Just like you don’t give up on a player after a slow start, you don’t reserve his spot in the Hall of Fame after 18 games.

“He’s done some nice things in a small amount of time,” hitting coach Rich Gedman said. “He’s a guy to get excited about.”


Gedman is careful when talking about Betts and his outrageous numbers. Common sense dictates Betts can’t continue on this pace, but why worry about that?

“I say ride the wave as long as you can,” Gedman said. “In all fairness, the game has been pretty easy for him. It’s not going to be that easy all the time.

“So just go do your work. The sky’s the limit. Don’t put any limitations on yourself and see where it takes us.”

It has taken Betts far, from being an unknown infielder to being one of Boston’s top prospects. In 2013, Betts wasn’t listed among the Red Sox’s top 30 prospects by the Baseball America publication. This year he ranks No. 7. The website has bumped him up to No. 3, behind Xander Bogaerts and Henry Owens.

Pretty heady stuff. But to watch Betts in the batting cage, you’d think he was scuffling with a .200 average.

“He’s harder on himself than I’ll ever be on him,” Gedman said. “That’s part of the reason he’s successful.”


Hard work and an intentional ignorance of his own statistics.

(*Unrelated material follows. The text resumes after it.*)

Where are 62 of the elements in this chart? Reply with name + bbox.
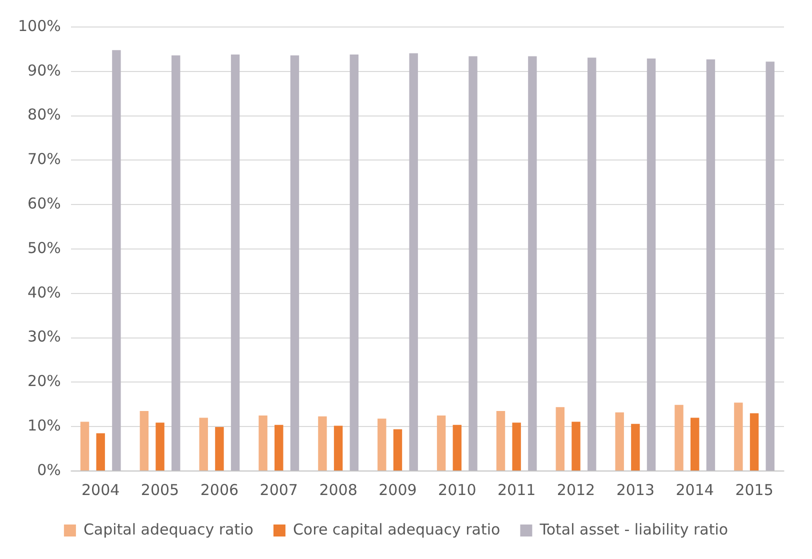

“He probably doesn’t realize (his numbers). Everyone else does,” said catcher Blake Swihart, a teammate since last year in Salem. “What he’s doing is really impressive.”

Is Betts impressed?

“I definitely don’t think about it,” Betts said. “I think about whatever I can do to help the team … in the cage I’m hard on myself, trying to be consistent and get my work in.

“When you’re out on the field, you can’t think about those things. Just go out there and play.”

Manager Billy McMillon nods his approval.


“He has the right attitude,” McMillon said. “Good kid. Good to see things going his way, even in a small sample.”

The small sample is one reason to temper the excitement, but it will be interesting to see how the Red Sox deal with him. A 21-year-old second baseman named Dustin Pedroia batted .324 in 66 games for the Sea Dogs in 2005 before going to Triple-A.

And it’s because of Pedroia that the Red Sox have an extra challenge. Pedroia, now 30, is signed to play second base in Fenway Park through 2021.

But that’s in the future. For now, Betts is following the advice of his hitting coach and riding the wave.

“Just stay within myself and not try to do too much,” Betts said.

KEURY DE LA CRUZ had the makings of an outfield prospect in 2012 when he hit .308 for Greenville. He had a streaky 2013, ending with a .258 average in Salem.


De la Cruz’s progress was stifled further with a broken wrist. De La Cruz, 22, was expected to join the Sea Dogs this year but injured his wrist in the final spring training game. The severity of the injury was not immediately known, but the director of player development, Ben Crockett, confirmed this week that De La Cruz will be out for a while.

CHRIS MARTIN made himself into a pitching prospect in the Red Sox organization, having risen from the independent leagues. Martin, who pitched parts of three seasons with the Sea Dogs, recently was promoted to the big leagues with the Colorado Rockies.

Martin, 27, was traded to Colorado in the offseason with pitcher Franklin Morales for infielder Jonathan Herrera.

TROT NIXON was one of the top Red Sox prospects when he was drafted in the first round in 1993. He became a fan favorite at Fenway Park through the 2006 season. Nixon will be at Hadlock Field for Monday’s 6 p.m. game, throwing out the first pitch and signing autographs.